Nilsa Montes, an unemployed waitress, said her friends and family often talk negatively about those who have left.

“They always get criticized because people point out, ‘Hey, you didn’t stay,’” she said. “I wouldn’t move because I don’t give up.”

The drive to stay in Puerto Rico and help rebuild has become a sociocultu­ral movement with its own slogan echoing Montes: “Yo no me quito,” or “I’m not giving up.”

Those four words have become a popular hashtag posted next to pictures on social media of Puerto Ricans rebuilding homes, distributi­ng food and water or simply relaxing on the beach. Some who left or are leaving respond with messages that they would stay if someone found them a job, power or water.

The “yo no me quito” message carries so much meaning that when Denise Centeno, who runs the Hispanic Family Counseling center in Orlando, Florida, recently played “The Blessed Island” by a singer who included those four words in its lyrics, she provoked an unexpected reaction from clients.

“People who had come from Puerto Rico were crying with a horrible feeling of guilt,” she recalled. “They feel like, ‘ Wow, I gave up.
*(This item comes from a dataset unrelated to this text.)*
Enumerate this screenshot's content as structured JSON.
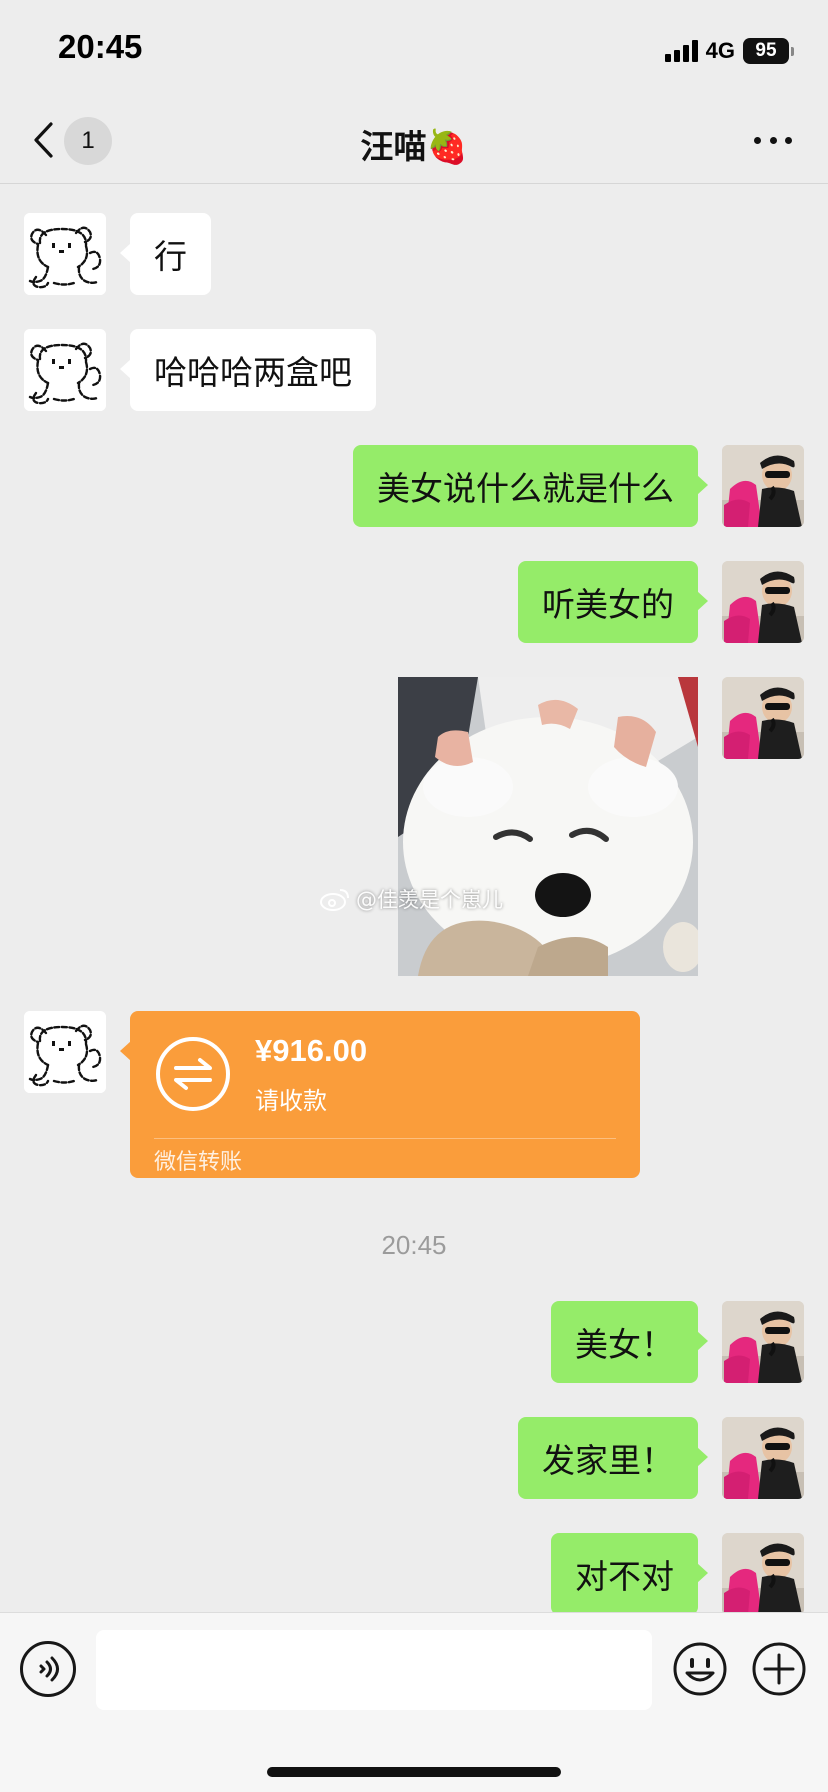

I wanted to stay.’… Of course they feel hurt.”

In a recent chain of comments on Twitter about the merits of staying against going, one Puerto Rican wrote: “Those of you who left are fleeing from catastroph­e while those of us who stay will lift the flag even higher than it already is.”

People who have left bridle at the criticism.

Carlos Rodriguez, an unemployed security guard and volunteer paramedic, moved with his wife and two young girls to the U.S. mainland on Nov. 2 from their hometown of Cayey, nestled in Puerto Rico’s oncelush central mountains. The family lost its home and car to the storm and is now sleeping on the couch of a relative in Providence, Rhode Island, while looking for permanent housing and a job for Rodriguez. His parents, however, stayed in Puerto Rico.